In truth, I didn’t realize how personal, introspective and confessional most narratives had become — until I realized that Cranor was never going to tell her readers if she sometimes wanted to run back home to the warmth of Phoenix. Nor was she about to reveal any dissatisfaction, resentment or disappointment she may have felt about her circumstances.

Instead, Cranor loves word-play and whimsy. She writes about MINS and MUPS as in: When it rains and there’s hay in the fields, a rancher must get a MIN, or get a MUP. And about dragons, as in:

“The first spring after we were married, my experienced rancher husband announced over breakfast, `Well, I guess today I better get busy and take care of the draggin’.”

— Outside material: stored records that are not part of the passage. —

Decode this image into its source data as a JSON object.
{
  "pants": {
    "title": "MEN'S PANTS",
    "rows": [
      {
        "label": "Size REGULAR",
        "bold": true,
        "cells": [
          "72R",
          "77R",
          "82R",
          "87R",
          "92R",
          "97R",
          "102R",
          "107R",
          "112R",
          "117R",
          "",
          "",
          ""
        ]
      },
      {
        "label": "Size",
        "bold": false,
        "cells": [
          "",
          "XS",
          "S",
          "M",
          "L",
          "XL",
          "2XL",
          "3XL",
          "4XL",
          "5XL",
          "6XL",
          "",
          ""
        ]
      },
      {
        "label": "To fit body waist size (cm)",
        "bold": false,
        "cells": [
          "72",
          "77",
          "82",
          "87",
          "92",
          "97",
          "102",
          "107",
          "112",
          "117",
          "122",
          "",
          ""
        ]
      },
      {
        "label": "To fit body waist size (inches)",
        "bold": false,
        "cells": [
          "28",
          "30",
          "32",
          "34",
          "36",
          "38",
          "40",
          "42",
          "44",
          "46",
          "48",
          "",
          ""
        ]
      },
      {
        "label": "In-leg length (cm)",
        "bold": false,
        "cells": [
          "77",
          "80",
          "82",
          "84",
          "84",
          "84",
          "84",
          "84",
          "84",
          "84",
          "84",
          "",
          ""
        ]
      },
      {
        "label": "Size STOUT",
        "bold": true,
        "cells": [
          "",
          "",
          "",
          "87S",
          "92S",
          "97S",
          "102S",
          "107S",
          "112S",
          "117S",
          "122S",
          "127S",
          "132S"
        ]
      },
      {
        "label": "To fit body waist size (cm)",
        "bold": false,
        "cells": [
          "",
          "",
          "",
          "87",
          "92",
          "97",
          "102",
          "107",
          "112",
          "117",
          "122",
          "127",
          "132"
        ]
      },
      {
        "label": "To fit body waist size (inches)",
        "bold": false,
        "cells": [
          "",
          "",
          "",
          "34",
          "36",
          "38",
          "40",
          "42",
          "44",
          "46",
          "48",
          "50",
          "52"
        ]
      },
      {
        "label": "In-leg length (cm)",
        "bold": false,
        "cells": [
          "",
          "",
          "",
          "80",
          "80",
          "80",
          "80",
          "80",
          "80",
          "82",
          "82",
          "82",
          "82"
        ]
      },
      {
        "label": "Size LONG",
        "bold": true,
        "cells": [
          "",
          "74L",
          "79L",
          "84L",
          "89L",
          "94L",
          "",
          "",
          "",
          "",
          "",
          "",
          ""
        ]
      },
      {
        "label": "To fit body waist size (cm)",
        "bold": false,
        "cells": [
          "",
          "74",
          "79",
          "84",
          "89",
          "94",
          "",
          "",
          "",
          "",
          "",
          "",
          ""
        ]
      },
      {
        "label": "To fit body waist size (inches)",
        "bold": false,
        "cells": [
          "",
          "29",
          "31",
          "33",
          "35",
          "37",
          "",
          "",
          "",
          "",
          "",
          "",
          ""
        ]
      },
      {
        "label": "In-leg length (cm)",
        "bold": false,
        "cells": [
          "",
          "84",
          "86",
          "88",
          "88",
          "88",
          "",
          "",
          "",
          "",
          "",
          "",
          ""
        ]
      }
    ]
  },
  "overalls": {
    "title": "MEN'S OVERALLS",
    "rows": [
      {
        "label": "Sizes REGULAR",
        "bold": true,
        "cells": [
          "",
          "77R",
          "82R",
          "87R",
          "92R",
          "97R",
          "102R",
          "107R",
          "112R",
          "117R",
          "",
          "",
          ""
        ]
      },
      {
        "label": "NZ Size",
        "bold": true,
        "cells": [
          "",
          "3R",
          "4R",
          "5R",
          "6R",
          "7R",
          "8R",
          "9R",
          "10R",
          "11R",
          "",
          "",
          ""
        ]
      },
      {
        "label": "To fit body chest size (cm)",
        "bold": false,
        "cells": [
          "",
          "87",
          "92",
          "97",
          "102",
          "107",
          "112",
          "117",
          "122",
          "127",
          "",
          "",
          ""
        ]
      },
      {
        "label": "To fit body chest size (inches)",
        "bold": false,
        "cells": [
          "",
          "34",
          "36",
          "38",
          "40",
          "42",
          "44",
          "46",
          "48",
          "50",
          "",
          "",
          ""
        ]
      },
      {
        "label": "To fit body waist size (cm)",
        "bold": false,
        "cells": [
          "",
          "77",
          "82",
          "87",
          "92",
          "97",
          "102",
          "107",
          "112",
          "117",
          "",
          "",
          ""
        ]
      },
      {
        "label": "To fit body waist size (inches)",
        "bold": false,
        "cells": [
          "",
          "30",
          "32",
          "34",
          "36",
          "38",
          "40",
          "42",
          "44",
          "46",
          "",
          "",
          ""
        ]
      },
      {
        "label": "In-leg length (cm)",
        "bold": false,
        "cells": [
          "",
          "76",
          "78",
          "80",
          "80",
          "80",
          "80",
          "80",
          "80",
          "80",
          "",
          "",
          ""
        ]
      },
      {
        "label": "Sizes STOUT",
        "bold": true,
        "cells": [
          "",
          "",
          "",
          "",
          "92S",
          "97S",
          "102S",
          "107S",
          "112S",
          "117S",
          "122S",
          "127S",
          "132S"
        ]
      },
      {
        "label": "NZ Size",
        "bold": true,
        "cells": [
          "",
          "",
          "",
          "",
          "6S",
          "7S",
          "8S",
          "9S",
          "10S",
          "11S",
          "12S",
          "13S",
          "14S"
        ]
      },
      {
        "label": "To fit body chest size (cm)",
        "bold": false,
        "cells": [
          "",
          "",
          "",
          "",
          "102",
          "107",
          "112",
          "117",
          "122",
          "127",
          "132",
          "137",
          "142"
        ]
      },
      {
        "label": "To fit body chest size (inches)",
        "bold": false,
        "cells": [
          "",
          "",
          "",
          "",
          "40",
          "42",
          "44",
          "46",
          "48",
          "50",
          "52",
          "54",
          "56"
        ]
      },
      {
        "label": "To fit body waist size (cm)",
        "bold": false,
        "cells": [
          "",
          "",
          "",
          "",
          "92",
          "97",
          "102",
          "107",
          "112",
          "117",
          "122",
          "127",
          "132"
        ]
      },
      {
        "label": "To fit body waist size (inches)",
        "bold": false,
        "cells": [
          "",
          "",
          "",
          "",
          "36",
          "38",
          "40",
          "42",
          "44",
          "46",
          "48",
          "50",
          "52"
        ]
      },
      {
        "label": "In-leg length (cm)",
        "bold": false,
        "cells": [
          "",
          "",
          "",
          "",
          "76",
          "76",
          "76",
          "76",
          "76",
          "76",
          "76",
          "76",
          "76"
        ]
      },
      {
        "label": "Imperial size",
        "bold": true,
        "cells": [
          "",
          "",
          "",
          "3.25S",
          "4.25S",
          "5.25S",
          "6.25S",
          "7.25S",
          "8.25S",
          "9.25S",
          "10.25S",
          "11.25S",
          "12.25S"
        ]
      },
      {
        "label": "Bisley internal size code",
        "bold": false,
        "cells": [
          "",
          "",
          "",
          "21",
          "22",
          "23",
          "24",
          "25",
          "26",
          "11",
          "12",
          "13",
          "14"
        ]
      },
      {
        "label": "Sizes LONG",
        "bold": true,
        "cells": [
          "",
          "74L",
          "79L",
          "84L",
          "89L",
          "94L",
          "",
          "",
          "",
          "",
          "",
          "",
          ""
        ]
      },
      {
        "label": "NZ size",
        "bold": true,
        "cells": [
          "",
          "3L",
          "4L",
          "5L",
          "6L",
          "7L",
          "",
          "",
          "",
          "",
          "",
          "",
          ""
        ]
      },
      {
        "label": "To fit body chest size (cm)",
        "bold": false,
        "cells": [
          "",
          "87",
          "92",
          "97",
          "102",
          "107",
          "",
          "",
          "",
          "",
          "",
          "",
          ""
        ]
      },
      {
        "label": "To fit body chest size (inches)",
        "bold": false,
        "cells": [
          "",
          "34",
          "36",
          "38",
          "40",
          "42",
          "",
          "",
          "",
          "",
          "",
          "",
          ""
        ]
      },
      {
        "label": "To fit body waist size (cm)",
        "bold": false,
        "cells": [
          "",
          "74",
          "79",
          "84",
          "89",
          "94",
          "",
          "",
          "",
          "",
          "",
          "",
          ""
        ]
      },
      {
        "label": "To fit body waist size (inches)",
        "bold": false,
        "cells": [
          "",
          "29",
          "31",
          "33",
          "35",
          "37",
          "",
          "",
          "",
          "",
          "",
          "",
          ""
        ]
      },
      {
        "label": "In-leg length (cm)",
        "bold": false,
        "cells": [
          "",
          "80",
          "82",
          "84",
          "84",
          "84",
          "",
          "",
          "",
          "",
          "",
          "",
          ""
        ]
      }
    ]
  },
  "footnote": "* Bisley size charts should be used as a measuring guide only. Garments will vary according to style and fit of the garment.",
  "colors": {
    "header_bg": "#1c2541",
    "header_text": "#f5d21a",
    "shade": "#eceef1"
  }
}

“Dragon?” I gasped. “What dragon?”

“The meadow draggin’.”

“Oh.”

“Although I later found out about pulling a big drag behind the tractor to break up the cow piles, I have never been entirely convinced there is not a large green monster who yawns himself awake every spring on the back side of the place — and then enjoys being taken care of for a bit.”

There are a lot of things Cranor doesn’t tell her readers in this collection, which sometimes makes the reader wonder about the memories she left out. For example, in 43¾ years on a ranch between Crested Butte and Gunnison, one assumes there must have been a few killer years when the calves froze in the fields, and it seemed that the sun would never shine again.

But this isn’t a collection by a long-suffering ranch wife who perseveres with patience and endurance. It’s a story about a woman who cartwheels, cross-country skis, and frequently makes a picnic out of serving the ranch hands’ lunch.

At first, this joviality makes the collection seem almost too light. But as the columns mount into a story of Cranor cooking, cleaning, tending animals, having four children in four years, teaching music, and writing books, it becomes clear that her mirth carries her through it all.

Rather than being a book about ranching, High Altitude Ranch Life is a book about the laughter and joy Cranor found in life on a ranch. The author shares her warm, comic memories of life in the Gunnison country, and in doing so she also delivers a message that there really are true-life happy endings — for those who know how to laugh.